The Recap: A new UK job market report reveals a stark trend: entry-level job postings have plummeted by 32% since the widespread release of generative AI tools in late 2022.

Unpacked:

  • The decline is especially sharp for recent graduates, with postings for these roles dropping 28.4% compared to last year—the lowest level since mid-2020.

  • While overall wages are rising, competition is intensifying as entry-level positions now constitute just 25% of all advertised jobs, down from nearly 29% two years ago.

  • This shift coincides with companies exploring AI for autonomous business tasks, highlighted by experiments like Anthropic’s Project Vend, where an AI was tasked with managing a small retail shop.

Bottom line: This report provides some of the first concrete data suggesting AI is automating away entry-level tasks rather than just augmenting them. Early-career professionals may need to focus on skills that AI cannot yet replicate to stay competitive.

China's AI Labs Drop New Models

The Recap: Chinese tech giants Tencent and Alibaba are heating up the summer with major model releases. They've dropped an open-source reasoning model rivaling top labs and a creative image model with GPT-4o-like abilities.

Unpacked:

  • Tencent’s new open-source reasoning model, Hunyuan-A13B, uses a Mixture-of-Experts architecture to deliver high performance while being efficient enough to run on a single GPU.

  • Alibaba's Qwen-VLo is a new creative model that can generate images and edit them through natural language, showing its process through "progressive generation."

  • Both models demonstrate impressive capabilities, with Hunyuan-A13B nearing benchmarks of frontier models and Qwen-VLo introducing versatile editing features previously popularized by western labs.

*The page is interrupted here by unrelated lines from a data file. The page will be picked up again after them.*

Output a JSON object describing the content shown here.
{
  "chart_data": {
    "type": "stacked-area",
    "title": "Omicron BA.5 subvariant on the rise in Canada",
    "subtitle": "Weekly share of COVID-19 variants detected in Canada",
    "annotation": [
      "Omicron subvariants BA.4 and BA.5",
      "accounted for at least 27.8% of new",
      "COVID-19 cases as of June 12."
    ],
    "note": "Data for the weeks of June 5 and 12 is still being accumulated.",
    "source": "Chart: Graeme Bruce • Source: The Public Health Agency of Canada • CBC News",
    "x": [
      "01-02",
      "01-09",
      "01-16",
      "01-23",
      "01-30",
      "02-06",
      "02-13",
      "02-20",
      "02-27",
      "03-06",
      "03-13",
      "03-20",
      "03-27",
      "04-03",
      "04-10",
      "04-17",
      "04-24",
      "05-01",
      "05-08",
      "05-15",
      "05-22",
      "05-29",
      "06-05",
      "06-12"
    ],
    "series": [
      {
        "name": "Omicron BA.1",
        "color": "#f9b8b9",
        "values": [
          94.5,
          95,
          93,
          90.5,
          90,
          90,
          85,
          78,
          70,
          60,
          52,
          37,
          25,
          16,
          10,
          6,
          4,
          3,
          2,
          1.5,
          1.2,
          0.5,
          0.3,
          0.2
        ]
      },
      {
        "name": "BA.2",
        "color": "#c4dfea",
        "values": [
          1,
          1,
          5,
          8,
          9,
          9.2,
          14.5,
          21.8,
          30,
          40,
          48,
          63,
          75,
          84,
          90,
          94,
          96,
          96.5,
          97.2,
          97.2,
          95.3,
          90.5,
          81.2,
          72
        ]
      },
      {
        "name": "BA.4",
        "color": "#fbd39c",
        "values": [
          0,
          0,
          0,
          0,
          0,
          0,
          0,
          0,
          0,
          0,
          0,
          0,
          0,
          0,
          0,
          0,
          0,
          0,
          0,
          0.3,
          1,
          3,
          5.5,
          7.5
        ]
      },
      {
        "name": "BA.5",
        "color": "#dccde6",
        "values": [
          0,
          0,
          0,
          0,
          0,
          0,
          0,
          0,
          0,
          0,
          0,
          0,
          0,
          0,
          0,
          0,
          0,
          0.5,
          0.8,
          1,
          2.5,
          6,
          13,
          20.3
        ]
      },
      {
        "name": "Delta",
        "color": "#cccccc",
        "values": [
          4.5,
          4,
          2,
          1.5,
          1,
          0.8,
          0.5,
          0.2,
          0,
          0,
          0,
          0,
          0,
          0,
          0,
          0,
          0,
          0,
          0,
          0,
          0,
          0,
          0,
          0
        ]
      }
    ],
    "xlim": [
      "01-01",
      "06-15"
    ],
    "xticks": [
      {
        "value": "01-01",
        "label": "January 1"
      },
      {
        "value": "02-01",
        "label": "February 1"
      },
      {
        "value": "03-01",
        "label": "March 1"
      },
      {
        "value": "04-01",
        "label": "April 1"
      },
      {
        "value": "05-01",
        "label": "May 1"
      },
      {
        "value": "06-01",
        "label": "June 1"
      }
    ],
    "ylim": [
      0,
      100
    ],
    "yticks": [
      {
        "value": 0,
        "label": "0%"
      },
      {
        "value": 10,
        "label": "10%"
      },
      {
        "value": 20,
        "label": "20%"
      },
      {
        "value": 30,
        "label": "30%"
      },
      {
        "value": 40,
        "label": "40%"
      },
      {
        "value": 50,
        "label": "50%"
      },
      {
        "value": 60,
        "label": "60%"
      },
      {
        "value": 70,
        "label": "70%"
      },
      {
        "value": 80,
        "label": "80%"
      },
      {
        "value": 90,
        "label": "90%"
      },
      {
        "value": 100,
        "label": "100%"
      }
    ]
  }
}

Bottom line: China’s top AI labs continue to produce high-quality models that narrow the gap with industry leaders. These releases give developers powerful new tools and increase competition in the open-source community.

The Shortlist

Meta formed its new Meta Superintelligence Labs by poaching another wave of top researchers from rivals like OpenAI and Google to build out its new superintelligence unit.

Senate Republicans reached a deal on a provision that would pause states from regulating AI for five years, a reduction from the originally proposed 10-year moratorium.

Shopify’s CEO argued that the most critical skill for building AI agents is "Context Engineering"—designing systems that feed LLMs the right information—rather than just "Prompt Engineering."

Alpha School launched its Austin, Texas campus where AI tutors handle core academics in just two hours a day, claiming students are learning at least twice as fast as in traditional schools.